A larger example of patience and stimulus reduction can be heard on last year’s Sleep Songs for My Daughter, in which Gripper decided to mimic his experience of playing his young daughter to sleep through the simple expedient of turning off all the lights in the recoding studio. “You find that little switch that takes you back,” he says. “And, again, it’s about finally being comfortable with uncertainty. And the thing about being comfortable with uncertainty is that you have to be happy with the outcome, even if it’s not what was originally intended.” Gripper’s original intention was to record an album of lullabies; what emerged was a collection of enigmatic nocturnes. Although they function well as sleep aids, they can also be heard as beautifully crafted spontaneous compositions.

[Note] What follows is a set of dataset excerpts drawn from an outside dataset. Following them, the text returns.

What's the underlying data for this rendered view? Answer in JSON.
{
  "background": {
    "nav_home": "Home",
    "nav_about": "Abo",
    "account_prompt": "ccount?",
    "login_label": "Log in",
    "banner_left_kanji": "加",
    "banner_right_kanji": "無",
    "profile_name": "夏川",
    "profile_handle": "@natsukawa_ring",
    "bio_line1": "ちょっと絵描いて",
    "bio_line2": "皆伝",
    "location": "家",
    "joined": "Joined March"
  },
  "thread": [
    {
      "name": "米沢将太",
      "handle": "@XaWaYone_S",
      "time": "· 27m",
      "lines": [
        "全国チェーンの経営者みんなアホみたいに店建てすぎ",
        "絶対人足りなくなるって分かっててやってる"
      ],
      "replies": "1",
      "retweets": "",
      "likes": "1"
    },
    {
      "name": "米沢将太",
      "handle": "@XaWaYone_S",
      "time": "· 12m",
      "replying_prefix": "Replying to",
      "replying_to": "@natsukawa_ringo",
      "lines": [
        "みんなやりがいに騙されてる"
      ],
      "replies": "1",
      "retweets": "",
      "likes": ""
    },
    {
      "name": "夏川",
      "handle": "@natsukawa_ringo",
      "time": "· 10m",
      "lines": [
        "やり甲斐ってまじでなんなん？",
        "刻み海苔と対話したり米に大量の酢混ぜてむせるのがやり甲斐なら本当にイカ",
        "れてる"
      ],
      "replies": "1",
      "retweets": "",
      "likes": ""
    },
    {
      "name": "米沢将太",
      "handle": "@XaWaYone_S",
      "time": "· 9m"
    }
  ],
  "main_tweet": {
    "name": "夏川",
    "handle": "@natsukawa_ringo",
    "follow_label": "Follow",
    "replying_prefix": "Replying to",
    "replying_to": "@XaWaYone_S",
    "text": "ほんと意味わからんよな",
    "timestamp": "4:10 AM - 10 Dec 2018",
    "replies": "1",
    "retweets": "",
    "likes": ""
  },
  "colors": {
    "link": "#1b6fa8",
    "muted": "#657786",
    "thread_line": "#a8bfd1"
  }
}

Improvisation, Gripper adds, plays an ever-larger role in his concerts. “In live performance  I have a few principles that I work from,” he explains. “I suppose I’m in the process of rehabilitating myself from a classical musician to whatever I’m doing now! There were things that I had to change, certain things that a classical musician would take for granted. For example, you would have a plan: ‘Here are the compositions I’m going to play.’ And then you’d have a way that you’re going to play them, and a desire to play them correctly and accurately and in the ways in which they were written. Slowly and surely, over the years I’ve changed that and got to the point where I’m comfortable to walk out on-stage and sit down without a plan at all—without a plan of what I’m going to play first, or even what tuning I’m going to be in.”

So we can’t definitively promise that Gripper’s upcoming Vancouver concert will feature any of those alluring kora transcriptions, although it’s unlikely that he would leave them out. 

But will it be an adventure? That’s the plan.